The Company believes that the repricing of the Warrants will increase the likelihood that the Warrants will be exercised, providing the Company with proceeds that can be used to acquire additional bitcoin, develop and/or purchase data centers, and/or for working capital and general corporate purposes. Additionally, the Company believes that these amendments to the Warrants, which are currently "out of the money" by a significant margin, present only potential upside to holders of Warrants at no additional cost to such holders. As of the date of this news release, no Warrants have been exercised and no insiders of the Company hold or control the Warrants.
The Warrants will also be amended to include a mandatory acceleration provision as required under the policies of the TSX Venture Exchange (the "TSXV"). The acceleration provisions will provide that, if for any 10 consecutive trading days (the "Premium Trading Days") following the effective date of the Amendments, the closing price of the Company's subordinate voting shares (the “Shares”) on the TSXV exceeds C$0.15, being 25% or more of the amended exercise price of the Warrants, the amended Warrants' expiry date will be accelerated such that holders will have 30 calendar days to exercise the Warrants (if they have not first expired in the normal course). The Company will announce any acceleration of the expiry date by press release and the 30-day period will commence seven days after the last Premium Trading Day. The terms of the Warrants will remain otherwise unchanged.
The Amendments are subject to approval by both the TSXV and the holders of Warrants. All of the holders of the Debenture Warrants and Unit Warrants must consent to the Amendments for their respective Warrants. The Bought Deal Warrants were issued under a warrant indenture dated March 26, 2021, and in accordance with the terms thereof, the Company must receive the consent of holders of Bought Deal Warrants representing 66 2/3% of the outstanding Bought Deal Warrants to enter into a supplemental warrant indenture to effect the Amendments with respect to the Bought Deal Warrants. The Company is seeking the written approval of the holders of the requisite number of Warrants for the Amendments. The Company intends to issue an updated news release upon receipt, if any, of the approval of the Amendments.

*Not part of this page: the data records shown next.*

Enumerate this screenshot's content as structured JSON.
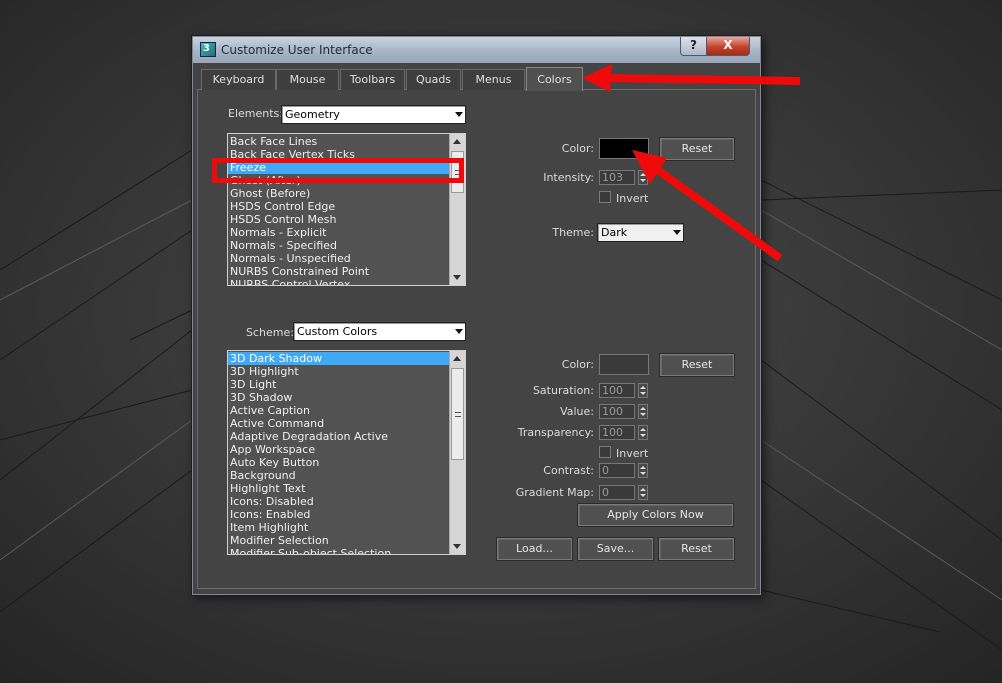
{
  "window": {
    "title": "Customize User Interface",
    "logo_text": "3",
    "help_glyph": "?",
    "close_glyph": "X"
  },
  "tabs": [
    {
      "label": "Keyboard",
      "active": false
    },
    {
      "label": "Mouse",
      "active": false
    },
    {
      "label": "Toolbars",
      "active": false
    },
    {
      "label": "Quads",
      "active": false
    },
    {
      "label": "Menus",
      "active": false
    },
    {
      "label": "Colors",
      "active": true
    }
  ],
  "elements_section": {
    "label": "Elements:",
    "selected": "Geometry",
    "items": [
      {
        "label": "Back Face Lines",
        "selected": false
      },
      {
        "label": "Back Face Vertex Ticks",
        "selected": false
      },
      {
        "label": "Freeze",
        "selected": true
      },
      {
        "label": "Ghost (After)",
        "selected": false
      },
      {
        "label": "Ghost (Before)",
        "selected": false
      },
      {
        "label": "HSDS Control Edge",
        "selected": false
      },
      {
        "label": "HSDS Control Mesh",
        "selected": false
      },
      {
        "label": "Normals - Explicit",
        "selected": false
      },
      {
        "label": "Normals - Specified",
        "selected": false
      },
      {
        "label": "Normals - Unspecified",
        "selected": false
      },
      {
        "label": "NURBS Constrained Point",
        "selected": false
      },
      {
        "label": "NURBS Control Vertex",
        "selected": false
      }
    ]
  },
  "element_color": {
    "color_label": "Color:",
    "color_value": "#000000",
    "reset_label": "Reset",
    "intensity_label": "Intensity:",
    "intensity_value": "103",
    "invert_label": "Invert",
    "theme_label": "Theme:",
    "theme_value": "Dark"
  },
  "scheme_section": {
    "label": "Scheme:",
    "selected": "Custom Colors",
    "items": [
      {
        "label": "3D Dark Shadow",
        "selected": true
      },
      {
        "label": "3D Highlight",
        "selected": false
      },
      {
        "label": "3D Light",
        "selected": false
      },
      {
        "label": "3D Shadow",
        "selected": false
      },
      {
        "label": "Active Caption",
        "selected": false
      },
      {
        "label": "Active Command",
        "selected": false
      },
      {
        "label": "Adaptive Degradation Active",
        "selected": false
      },
      {
        "label": "App Workspace",
        "selected": false
      },
      {
        "label": "Auto Key Button",
        "selected": false
      },
      {
        "label": "Background",
        "selected": false
      },
      {
        "label": "Highlight Text",
        "selected": false
      },
      {
        "label": "Icons: Disabled",
        "selected": false
      },
      {
        "label": "Icons: Enabled",
        "selected": false
      },
      {
        "label": "Item Highlight",
        "selected": false
      },
      {
        "label": "Modifier Selection",
        "selected": false
      },
      {
        "label": "Modifier Sub-object Selection",
        "selected": false
      }
    ]
  },
  "scheme_color": {
    "color_label": "Color:",
    "color_value": "#3a3a3a",
    "reset_label": "Reset",
    "saturation_label": "Saturation:",
    "saturation_value": "100",
    "value_label": "Value:",
    "value_value": "100",
    "transparency_label": "Transparency:",
    "transparency_value": "100",
    "invert_label": "Invert",
    "contrast_label": "Contrast:",
    "contrast_value": "0",
    "gradient_label": "Gradient Map:",
    "gradient_value": "0",
    "apply_label": "Apply Colors Now"
  },
  "footer": {
    "load_label": "Load...",
    "save_label": "Save...",
    "reset_label": "Reset"
  },
  "annotation_color": "#ee0a0a"
}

The securities being offered have not been, nor will they be, registered under the United States Securities Act of 1933, as amended, and may not be offered or sold in the United States or to, or for the account or benefit of, U.S. persons absent registration or an applicable exemption from the registration requirements. This news release will not constitute an offer to sell or the solicitation of an offer to buy nor will there be any sale of the securities in any state in which such offer, solicitation or sale would be unlawful.